The themes of Smollett’s Roderick Random (above) include deceit, hypocrisy and greed – the very opposite of intangible heritage. It is about private profit joyfully triumphing over common good. Hatfuls of gold come before decency. The profiteers are not ashamed.
Illustration for Roderick Random: a Rich Privateer Brought Safe into Port, by Two First Rates, d'après Dighton (courtesy of Wikimedia Commons)
When I wrote that post, I had no idea that Southwark Council’s Design and Conservation Team would be sending something so much worse our way.
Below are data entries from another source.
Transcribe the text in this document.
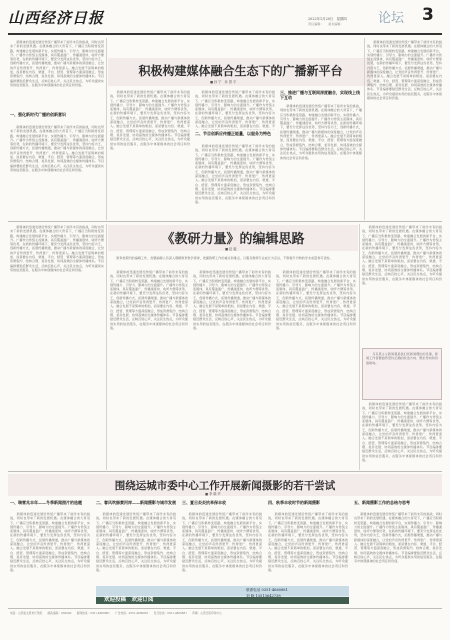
山西经济日报	2022年1月20日　星期四
责任编辑：　　美术编辑：	论坛 3
　　新媒体的迅速发展给传统广播带来了前所未有的挑战，同时也带来了新的发展机遇。在媒体融合的大背景下，广播应当积极转变思路，构建融合发展的新平台，实现传播力、引导力、影响力的全面提升。广播作为传统主流媒体，具有覆盖面广、传播速度快、收听方便等优势，在新的传播环境下，要充分发挥这些优势，坚持内容为王，创新传播方式，拓展传播渠道，推动广播与新媒体的深度融合，让党的声音传得更开、传得更广、传得更深入。融合发展不是简单的相加，而是要在内容、渠道、平台、经营、管理等方面深度融合，形成资源集约、结构合理、差异发展、协同高效的全媒体传播体系。节目编排要贴近群众生活，反映百姓心声，关注民生热点，为听众提供实用的信息服务，在服务中体现媒体的社会责任和价值。
一、强化新时代广播的创新意识
　　新媒体的迅速发展给传统广播带来了前所未有的挑战，同时也带来了新的发展机遇。在媒体融合的大背景下，广播应当积极转变思路，构建融合发展的新平台，实现传播力、引导力、影响力的全面提升。广播作为传统主流媒体，具有覆盖面广、传播速度快、收听方便等优势，在新的传播环境下，要充分发挥这些优势，坚持内容为王，创新传播方式，拓展传播渠道，推动广播与新媒体的深度融合，让党的声音传得更开、传得更广、传得更深入。融合发展不是简单的相加，而是要在内容、渠道、平台、经营、管理等方面深度融合，形成资源集约、结构合理、差异发展、协同高效的全媒体传播体系。节目编排要贴近群众生活，反映百姓心声，关注民生热点，为听众提供实用的信息服务，在服务中体现媒体的社会责任和价值。
积极构建媒体融合生态下的广播新平台
■ 孙 宁　孙 国 平
　　新媒体的迅速发展给传统广播带来了前所未有的挑战，同时也带来了新的发展机遇。在媒体融合的大背景下，广播应当积极转变思路，构建融合发展的新平台，实现传播力、引导力、影响力的全面提升。广播作为传统主流媒体，具有覆盖面广、传播速度快、收听方便等优势，在新的传播环境下，要充分发挥这些优势，坚持内容为王，创新传播方式，拓展传播渠道，推动广播与新媒体的深度融合，让党的声音传得更开、传得更广、传得更深入。融合发展不是简单的相加，而是要在内容、渠道、平台、经营、管理等方面深度融合，形成资源集约、结构合理、差异发展、协同高效的全媒体传播体系。节目编排要贴近群众生活，反映百姓心声，关注民生热点，为听众提供实用的信息服务，在服务中体现媒体的社会责任和价值。
　　新媒体的迅速发展给传统广播带来了前所未有的挑战，同时也带来了新的发展机遇。在媒体融合的大背景下，广播应当积极转变思路，构建融合发展的新平台，实现传播力、引导力、影响力的全面提升。广播作为传统主流媒体，具有覆盖面广、传播速度快、收听方便等优势，在新的传播环境下，要充分发挥这些优势，坚持内容为王，创新传播方式，拓展传播渠道，推动广播与新媒体的深度融合，让党的声音传得更开、传得更广、传得更深入。融合发展不是简单的相加，而是要在内容、渠道、平
二、节目创新应传播正能量，以服务为特色
　　新媒体的迅速发展给传统广播带来了前所未有的挑战，同时也带来了新的发展机遇。在媒体融合的大背景下，广播应当积极转变思路，构建融合发展的新平台，实现传播力、引导力、影响力的全面提升。广播作为传统主流媒体，具有覆盖面广、传播速度快、收听方便等优势，在新的传播环境下，要充分发挥这些优势，坚持内容为王，创新传播方式，拓展传播渠道，推动广播与新媒体的深度融合，让党的声音传得更开、传得更广、传得更深入。融合发展不是简单的相加，而是要在内容、渠道、平台、经营、管理等方面深度融合，形成资源集约、结构合理、差异发展、协同高效的全媒体传播体系。节目编排要贴近群众生活，反映百姓心声，关注民生热点，为听众提供实用的信息服务，在服务中体现媒体的社会责任和价值。
三、推进广播与互联网深度融合，实现线上线下互动
　　新媒体的迅速发展给传统广播带来了前所未有的挑战，同时也带来了新的发展机遇。在媒体融合的大背景下，广播应当积极转变思路，构建融合发展的新平台，实现传播力、引导力、影响力的全面提升。广播作为传统主流媒体，具有覆盖面广、传播速度快、收听方便等优势，在新的传播环境下，要充分发挥这些优势，坚持内容为王，创新传播方式，拓展传播渠道，推动广播与新媒体的深度融合，让党的声音传得更开、传得更广、传得更深入。融合发展不是简单的相加，而是要在内容、渠道、平台、经营、管理等方面深度融合，形成资源集约、结构合理、差异发展、协同高效的全媒体传播体系。节目编排要贴近群众生活，反映百姓心声，关注民生热点，为听众提供实用的信息服务，在服务中体现媒体的社会责任和价值。
　　新媒体的迅速发展给传统广播带来了前所未有的挑战，同时也带来了新的发展机遇。在媒体融合的大背景下，广播应当积极转变思路，构建融合发展的新平台，实现传播力、引导力、影响力的全面提升。广播作为传统主流媒体，具有覆盖面广、传播速度快、收听方便等优势，在新的传播环境下，要充分发挥这些优势，坚持内容为王，创新传播方式，拓展传播渠道，推动广播与新媒体的深度融合，让党的声音传得更开、传得更广、传得更深入。融合发展不是简单的相加，而是要在内容、渠道、平台、经营、管理等方面深度融合，形成资源集约、结构合理、差异发展、协同高效的全媒体传播体系。节目编排要贴近群众生活，反映百姓心声，关注民生热点，为听众提供实用的信息服务，在服务中体现媒体的社会责任和价值。
　　新媒体的迅速发展给传统广播带来了前所未有的挑战，同时也带来了新的发展机遇。在媒体融合的大背景下，广播应当积极转变思路，构建融合发展的新平台，实现传播力、引导力、影响力的全面提升。广播作为传统主流媒体，具有覆盖面广、传播速度快、收听方便等优势，在新的传播环境下，要充分发挥这些优势，坚持内容为王，创新传播方式，拓展传播渠道，推动广播与新媒体的深度融合，让党的声音传得更开、传得更广、传得更深入。融合发展不是简单的相加，而是要在内容、渠道、平台、经营、管理等方面深度融合，形成资源集约、结构合理、差异发展、协同高效的全媒体传播体系。节目编排要贴近群众生活，反映百姓心声，关注民生热点，为听众提供实用的信息服务，在服务中体现媒体的社会责任和价值。
《教研力量》的编辑思路
■ 赵 毅
　　教育类期刊的编辑工作，需要编辑人员深入理解教育教学规律，把握教研工作的重点和难点，以服务教师专业成长为宗旨，不断提升刊物的学术质量和可读性。
　　新媒体的迅速发展给传统广播带来了前所未有的挑战，同时也带来了新的发展机遇。在媒体融合的大背景下，广播应当积极转变思路，构建融合发展的新平台，实现传播力、引导力、影响力的全面提升。广播作为传统主流媒体，具有覆盖面广、传播速度快、收听方便等优势，在新的传播环境下，要充分发挥这些优势，坚持内容为王，创新传播方式，拓展传播渠道，推动广播与新媒体的深度融合，让党的声音传得更开、传得更广、传得更深入。融合发展不是简单的相加，而是要在内容、渠道、平台、经营、管理等方面深度融合，形成资源集约、结构合理、差异发展、协同高效的全媒体传播体系。节目编排要贴近群众生活，反映百姓心声，关注民生热点，为听众提供实用的信息服务，在服务中体现媒体的社会责任和价值。
　　新媒体的迅速发展给传统广播带来了前所未有的挑战，同时也带来了新的发展机遇。在媒体融合的大背景下，广播应当积极转变思路，构建融合发展的新平台，实现传播力、引导力、影响力的全面提升。广播作为传统主流媒体，具有覆盖面广、传播速度快、收听方便等优势，在新的传播环境下，要充分发挥这些优势，坚持内容为王，创新传播方式，拓展传播渠道，推动广播与新媒体的深度融合，让党的声音传得更开、传得更广、传得更深入。融合发展不是简单的相加，而是要在内容、渠道、平台、经营、管理等方面深度融合，形成资源集约、结构合理、差异发展、协同高效的全媒体传播体系。节目编排要贴近群众生活，反映百姓心声，关注民生热点，为听众提供实用的信息服务，在服务中体现媒体的社会责任和价值。
　　新媒体的迅速发展给传统广播带来了前所未有的挑战，同时也带来了新的发展机遇。在媒体融合的大背景下，广播应当积极转变思路，构建融合发展的新平台，实现传播力、引导力、影响力的全面提升。广播作为传统主流媒体，具有覆盖面广、传播速度快、收听方便等优势，在新的传播环境下，要充分发挥这些优势，坚持内容为王，创新传播方式，拓展传播渠道，推动广播与新媒体的深度融合，让党的声音传得更开、传得更广、传得更深入。融合发展不是简单的相加，而是要在内容、渠道、平台、经营、管理等方面深度融合，形成资源集约、结构合理、差异发展、协同高效的全媒体传播体系。节目编排要贴近群众生活，反映百姓心声，关注民生热点，为听众提供实用的信息服务，在服务中体现媒体的社会责任和价值。
　　新媒体的迅速发展给传统广播带来了前所未有的挑战，同时也带来了新的发展机遇。在媒体融合的大背景下，广播应当积极转变思路，构建融合发展的新平台，实现传播力、引导力、影响力的全面提升。广播作为传统主流媒体，具有覆盖面广、传播速度快、收听方便等优势，在新的传播环境下，要充分发挥这些优势，坚持内容为王，创新传播方式，拓展传播渠道，推动广播与新媒体的深度融合，让党的声音传得更开、传得更广、传得更深入。融合发展不是简单的相加，而是要在内容、渠道、平台、经营、管理等方面深度融合，形成资源集约、结构合理、差异发展、协同高效的全媒体传播体系。节目编排要贴近群众生活，反映百姓心声，关注民生热点，为听众提供实用的信息服务，在服务中体现媒体的社会责任和价值。
　　马克思主义新闻观是我们党新闻理论的灵魂，新闻工作者要始终坚持正确的政治方向、舆论导向和价值取向。
　　新媒体的迅速发展给传统广播带来了前所未有的挑战，同时也带来了新的发展机遇。在媒体融合的大背景下，广播应当积极转变思路，构建融合发展的新平台，实现传播力、引导力、影响力的全面提升。广播作为传统主流媒体，具有覆盖面广、传播速度快、收听方便等优势，在新的传播环境下，要充分发挥这些优势，坚持内容为王，创新传播方式，拓展传播渠道，推动广播与新媒体的深度融合，让党的声音传得更开、传得更广、传得更深入。融合发展不是简单的相加，而是要在内容、渠道、平台、经营、管理等方面深度融合，形成资源集约、结构合理、差异发展、协同高效的全媒体传播体系。节目编排要贴近群众生活，反映百姓心声，关注民生热点，为听众提供实用的信息服务，在服务中体现媒体的社会责任和价值。
围绕运城市委中心工作开展新闻摄影的若干尝试
■ 李 晓 华
一、瑞雪兆丰年——冬季新闻照片的选题
　　新媒体的迅速发展给传统广播带来了前所未有的挑战，同时也带来了新的发展机遇。在媒体融合的大背景下，广播应当积极转变思路，构建融合发展的新平台，实现传播力、引导力、影响力的全面提升。广播作为传统主流媒体，具有覆盖面广、传播速度快、收听方便等优势，在新的传播环境下，要充分发挥这些优势，坚持内容为王，创新传播方式，拓展传播渠道，推动广播与新媒体的深度融合，让党的声音传得更开、传得更广、传得更深入。融合发展不是简单的相加，而是要在内容、渠道、平台、经营、管理等方面深度融合，形成资源集约、结构合理、差异发展、协同高效的全媒体传播体系。节目编排要贴近群众生活，反映百姓心声，关注民生热点，为听众提供实用的信息服务，在服务中体现媒体的社会责任和价值。
二、春风吹绿黄河岸——新闻摄影与城市发展
　　新媒体的迅速发展给传统广播带来了前所未有的挑战，同时也带来了新的发展机遇。在媒体融合的大背景下，广播应当积极转变思路，构建融合发展的新平台，实现传播力、引导力、影响力的全面提升。广播作为传统主流媒体，具有覆盖面广、传播速度快、收听方便等优势，在新的传播环境下，要充分发挥这些优势，坚持内容为王，创新传播方式，拓展传播渠道，推动广播与新媒体的深度融合，让党的声音传得更开、传得更广、传得更深入。融合发展不是简单的相加，而是要在内容、渠道、平台、经营、管理等方面深度融合，形成资源集约、结构合理、差异发展、协同高效的全媒体传播体系。节目编排要贴近群众生活，反映百姓心声，关注民生热点，为听众提供实用的信息服务，在服务中体现媒体的社会责任和价值。
三、夏日炎炎抗旱保丰收
　　新媒体的迅速发展给传统广播带来了前所未有的挑战，同时也带来了新的发展机遇。在媒体融合的大背景下，广播应当积极转变思路，构建融合发展的新平台，实现传播力、引导力、影响力的全面提升。广播作为传统主流媒体，具有覆盖面广、传播速度快、收听方便等优势，在新的传播环境下，要充分发挥这些优势，坚持内容为王，创新传播方式，拓展传播渠道，推动广播与新媒体的深度融合，让党的声音传得更开、传得更广、传得更深入。融合发展不是简单的相加，而是要在内容、渠道、平台、经营、管理等方面深度融合，形成资源集约、结构合理、差异发展、协同高效的全媒体传播体系。节目编排要贴近群众生活，反映百姓心声，关注民生热点，为听众提供实用的信息服务，在服务中体现媒体的社会责任和价值。
四、秋季丰收时节的新闻摄影
　　新媒体的迅速发展给传统广播带来了前所未有的挑战，同时也带来了新的发展机遇。在媒体融合的大背景下，广播应当积极转变思路，构建融合发展的新平台，实现传播力、引导力、影响力的全面提升。广播作为传统主流媒体，具有覆盖面广、传播速度快、收听方便等优势，在新的传播环境下，要充分发挥这些优势，坚持内容为王，创新传播方式，拓展传播渠道，推动广播与新媒体的深度融合，让党的声音传得更开、传得更广、传得更深入。融合发展不是简单的相加，而是要在内容、渠道、平台、经营、管理等方面深度融合，形成资源集约、结构合理、差异发展、协同高效的全媒体传播体系。节目编排要贴近群众生活，反映百姓心声，关注民生热点，为听众提供实用的信息服务，在服务中体现媒体的社会责任和价值。
五、新闻摄影工作的总结与思考
　　新媒体的迅速发展给传统广播带来了前所未有的挑战，同时也带来了新的发展机遇。在媒体融合的大背景下，广播应当积极转变思路，构建融合发展的新平台，实现传播力、引导力、影响力的全面提升。广播作为传统主流媒体，具有覆盖面广、传播速度快、收听方便等优势，在新的传播环境下，要充分发挥这些优势，坚持内容为王，创新传播方式，拓展传播渠道，推动广播与新媒体的深度融合，让党的声音传得更开、传得更广、传得更深入。融合发展不是简单的相加，而是要在内容、渠道、平台、经营、管理等方面深度融合，形成资源集约、结构合理、差异发展、协同高效的全媒体传播体系。节目编排要贴近群众生活，反映百姓心声，关注民生热点，为听众提供实用的信息服务，在服务中体现媒体的社会责任和价值。
欢迎投稿　欢迎订阅
联系电话 0351-4660881
刘 晓 13513642738
电话：山西省太原市长风街　　邮政编码：030000　　新闻热线：0351-4660881　　广告热线：0351-4660881　　发行热线：0351-4660881　　印刷：山西日报印务中心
Southwark may not be a uniquely rotten case. Those of you who live in or around historic housing stock – you too may be shuddering as the rank winds of commercial privileging rustle hungrily around your fragile old buildings. History draws people to places. Footfall means cash opportunities. One person's heritage asset is another person's profit centre. Something is happening out there – something that’s not good for the fabric of our heritage.
You will notice that I’m not showing any pictures of what the Famous Chain's sub-tenant has been allowed to do to Wharf W, thanks to Famous Chain's Asset Manager and the Design and Conservation team at Southwark Council.
I consider it kinder to allow reader of this blog to enjoy Wharf W the way it used to look.
Meanwhile, perhaps to celebrate his victory, the Famous sub-tenant last week put an extra advertising A frame out in front of Wharf W. It was as ugly as the other A frames. It was illegal as the others and it humiliated this dignified old building just a little more.